Un veuf porté sur la bouteille et incapable d'accepter la mort récente de sa conjointe (Michel Barrette) en déterre le cadavre et s'enfuit de motel en motel, laissant derrière lui deux enfants en bas âge.
La famille implore son fils Hugo, issu d'un précédent mariage (Patrick Hivon), de partir à sa recherche en compagnie de son grand-père (Jean Lapointe), un homme de la vieille école à la réplique cinglante.
Hugo recèle une immense rage en lui, qu'il évacue à travers l'alcool, la violence et les conquêtes d'un soir. Une agression sexuelle, finement relatée en début de film dans une scène perturbante, pourrait-elle en être la cause ?
Même si plusieurs éléments du scénario sont tout ce qu'il y a de plus fictifs, la base d'À l'origine d'un cri est autobiographique, raconte Robin Aubert, révélant du même souffle avoir été abusé dans sa jeunesse.
«En faisant le film, dit-il, je voulais savoir d'où venait ma rage. Pourquoi, quand je prends un verre, je veux me battre ? Pourquoi je veux fourrer des filles que je ne connais pas ? Ça vient de plein d'affaires. J'ai vécu un divorce. Un moment donné, cet événement m'est revenu. Et je me suis dit, allons voir.»
PLUSIEURS DEUILS
Le thème central de son film est le deuil. Mais pas forcément uniquement celui de l'homme qui vient de voir mourir sa bien-aimée.
«C'est le deuil de plusieurs choses : le deuil de l'amour de sa vie, le deuil d'accepter qui on est, de quelle famille on vient, le deuil de l'enfance brisée, le deuil d'un meilleur ami qui meurt, qui est le grand-père.

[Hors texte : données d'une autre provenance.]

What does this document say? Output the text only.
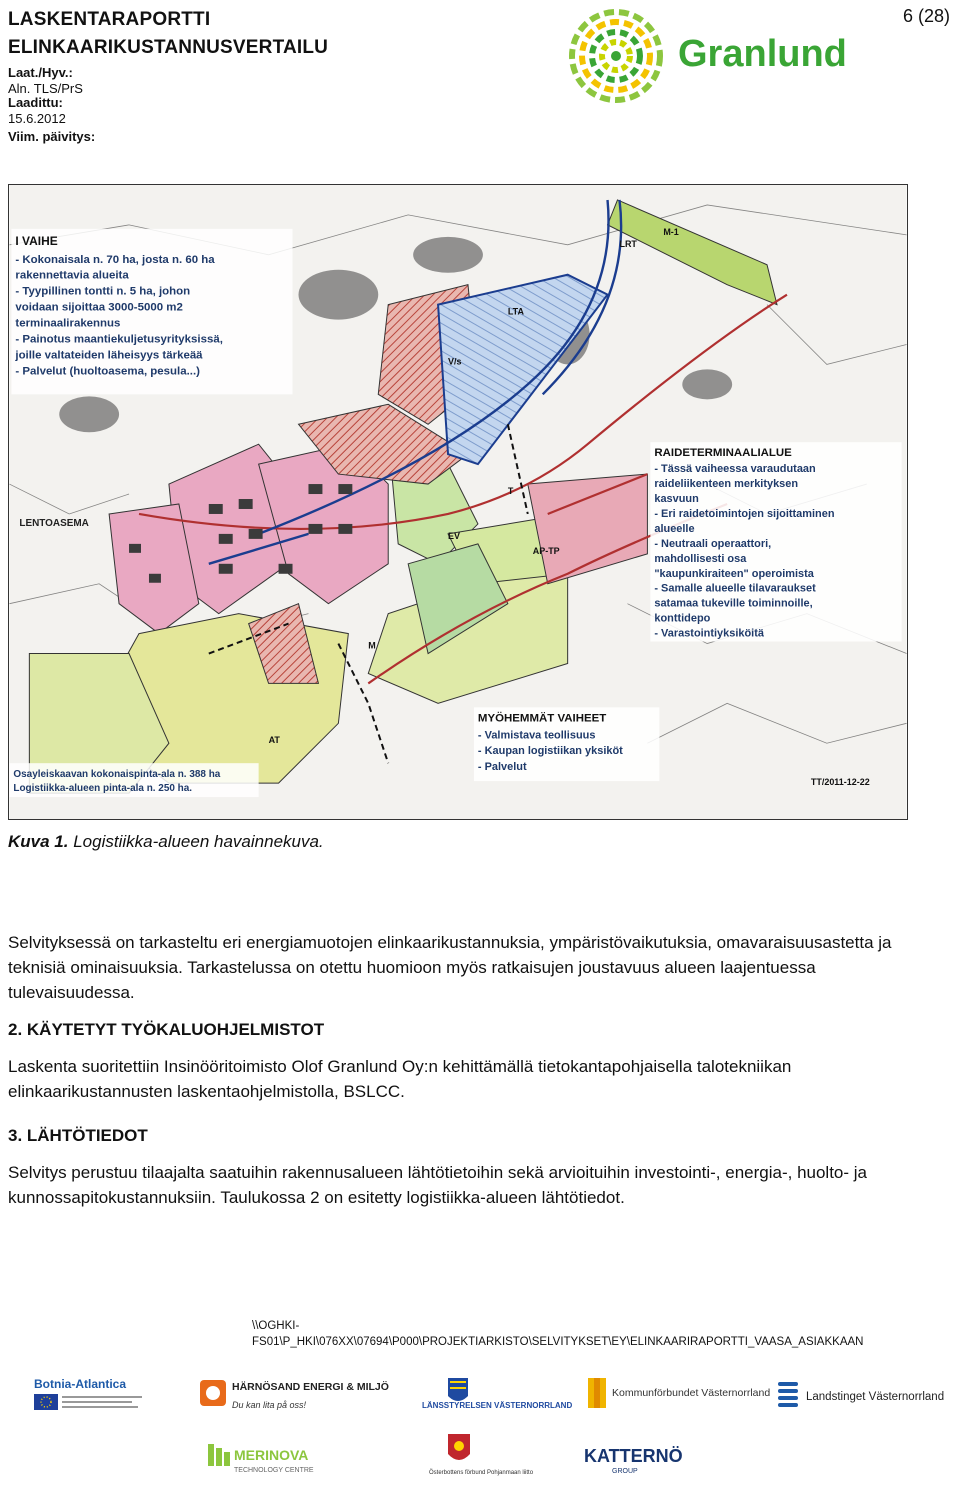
LASKENTARAPORTTI
ELINKAARIKUSTANNUSVERTAILU
Laat./Hyv.:
Aln. TLS/PrS
Laadittu:
15.6.2012
Viim. päivitys:
6 (28)
Granlund
M-1
LRT
LTA
V/s
EV
AP-TP
M
AT
T
LENTOASEMA
I VAIHE
- Kokonaisala n. 70 ha, josta n. 60 ha
rakennettavia alueita
- Tyypillinen tontti n. 5 ha, johon
voidaan sijoittaa 3000-5000 m2
terminaalirakennus
- Painotus maantiekuljetusyrityksissä,
joille valtateiden läheisyys tärkeää
- Palvelut (huoltoasema, pesula...)
RAIDETERMINAALIALUE
- Tässä vaiheessa varaudutaan
raideliikenteen merkityksen
kasvuun
- Eri raidetoimintojen sijoittaminen
alueelle
- Neutraali operaattori,
mahdollisesti osa
"kaupunkiraiteen" operoimista
- Samalle alueelle tilavaraukset
satamaa tukeville toiminnoille,
konttidepo
- Varastointiyksiköitä
MYÖHEMMÄT VAIHEET
- Valmistava teollisuus
- Kaupan logistiikan yksiköt
- Palvelut
Osayleiskaavan kokonaispinta-ala n. 388 ha
Logistiikka-alueen pinta-ala n. 250 ha.
TT/2011-12-22
Kuva 1. Logistiikka-alueen havainnekuva.
Selvityksessä on tarkasteltu eri energiamuotojen elinkaarikustannuksia, ympäristövaikutuksia, omavaraisuusastetta ja teknisiä ominaisuuksia. Tarkastelussa on otettu huomioon myös ratkaisujen joustavuus alueen laajentuessa tulevaisuudessa.
2. KÄYTETYT TYÖKALUOHJELMISTOT
Laskenta suoritettiin Insinööritoimisto Olof Granlund Oy:n kehittämällä tietokantapohjaisella talotekniikan elinkaarikustannusten laskentaohjelmistolla, BSLCC.
3. LÄHTÖTIEDOT
Selvitys perustuu tilaajalta saatuihin rakennusalueen lähtötietoihin sekä arvioituihin investointi-, energia-, huolto- ja kunnossapitokustannuksiin. Taulukossa 2 on esitetty logistiikka-alueen lähtötiedot.
\\OGHKI-
FS01\P_HKI\076XX\07694\P000\PROJEKTIARKISTO\SELVITYKSET\EY\ELINKAARIRAPORTTI_VAASA_ASIAKKAAN
Botnia-Atlantica	HÄRNÖSAND ENERGI & MILJÖ
Du kan lita på oss!	LÄNSSTYRELSEN VÄSTERNORRLAND
Kommunförbundet Västernorrland	Landstinget Västernorrland
MERINOVA
TECHNOLOGY CENTRE	Österbottens förbund Pohjanmaan liitto
KATTERNÖ
GROUP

Les trois personnages portent un deuil en eux», confie Aubert, qui ne croit pas avoir créé un film «sombre» malgré tout.
«Mon film, je le vois vrai. Tu ne te trompes pas, quand tu écris avec le coeur. Je ne dis pas qu'il n'y a pas de défauts. Peut-être que je ne rafistole pas tous les coins ronds. Mais je suis comme ça. Chez les artistes que j'admire, j'aime les défauts qui sortent. Je sens qu'ils ont mis leur âme dans leur oeuvre. Je sens leur signature.»
LES ACTEURS PARFAITS
À l'origine d'un cri doit beaucoup à un trio d'acteurs qui habitent merveilleusement leur personnage.
«Michel avait une énergie qui ressemblait à celle de mon père. C'est pour ça que je l'ai pris. À l'audition, il m'a renversé. La même affaire pour Jean Lapointe et Pat Hivon. Dans son cas, je sens vraiment la rencontre d'un acteur avec un personnage. Ç'a été le timing parfait. Même affaire avec Louise Latraverse (qui joue le rôle de la mère d'Hugo).»
«Ils sont allés tellement loin dans le personnage que je ne vois plus le personnage, s'enthousiasme Aubert. C'est rare et c'est ce qui me rend le plus heureux, dans ce film. Peut-être que je prêche pour ma paroisse, mais je ne crois pas qu'on a vu Michel Barrette aussi émouvant que dans ce film. Même Jean Lapointe me l'a dit. Depuis qu'il a fait Les ordres, avec Michel Brault, il n'avait jamais autant ressenti un personnage.»
À l'origine d'un cri sort en salle le 24 septembre. Il est distribué par TVA Films et a été sélectionné par les festivals d'Halifax, de Corée et de Paris, après celui de Toronto, où son passage fut très remarqué.